= Charley Shively =

American writer, anarchist and professor (1937–2017)

Charley Shively (1937–2017) was an American gay writer, anarchist and professor at the University of Massachusetts Boston. A scholar of Walt Whitman, he edited Drum Beats: Walt Whitman's Civil War Boy Lovers (1989) and Calamus Lovers: Walt Whitman's Working Class Camerados (1987). He wrote A History of the Conception of Death in America, 1650–1860.

==Early life==
Charles Shively was born in 1937 in Gobbler's Knob, a rural suburb in Columbus, Ohio.

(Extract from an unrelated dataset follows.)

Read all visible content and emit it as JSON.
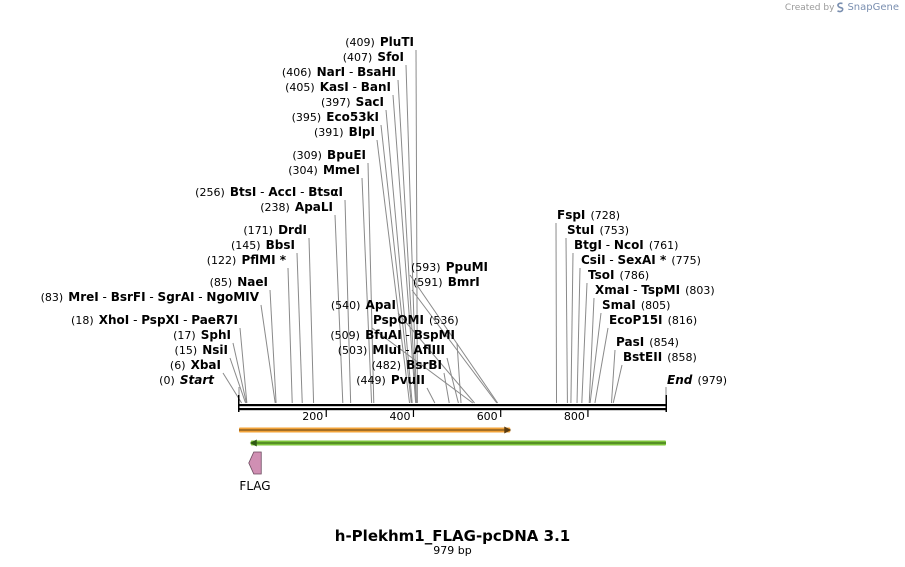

He grew up in a poor, working-class family, and he helped raise his four younger siblings while engaging in school in music, writing, and debate. His scholarly talent earned him admission to Harvard's class of 1959 on financial aid.== Activism ==
Shively was an activist against the Vietnam War. Following his graduation at Harvard University in 1969, he began working in gay activism. During the 25th anniversary of the Stonewall Riots, Charley Shively joined the Spirit of Stonewall group, which aimed to honor the original 1969 uprising's legacy of resistance and visibility for LGBTQ+ people. He appeared alongside Glenn Belverio, Bill Dobbs, and Harry Hay. Charley Shively noted that there were divisions inside the gay liberation movement, and looked to create a shared sense of identity. Shively cited divisions of race, gender, and class as reasons for tension in the gay liberation movement. He looked to loosen these tensions and solidify the movement to have a united front. He co-founded several gay groups including Fag Rag and the Gay and Lesbian Advocates and Defenders. He famously burned a copy of the bible and his Harvard diploma in protest at a Boston Pride march in 1977.

Shively started displaying symptoms of Alzheimer's in the early 2000s. He died in 2017 at a nursing home in Cambridge, Massachusetts.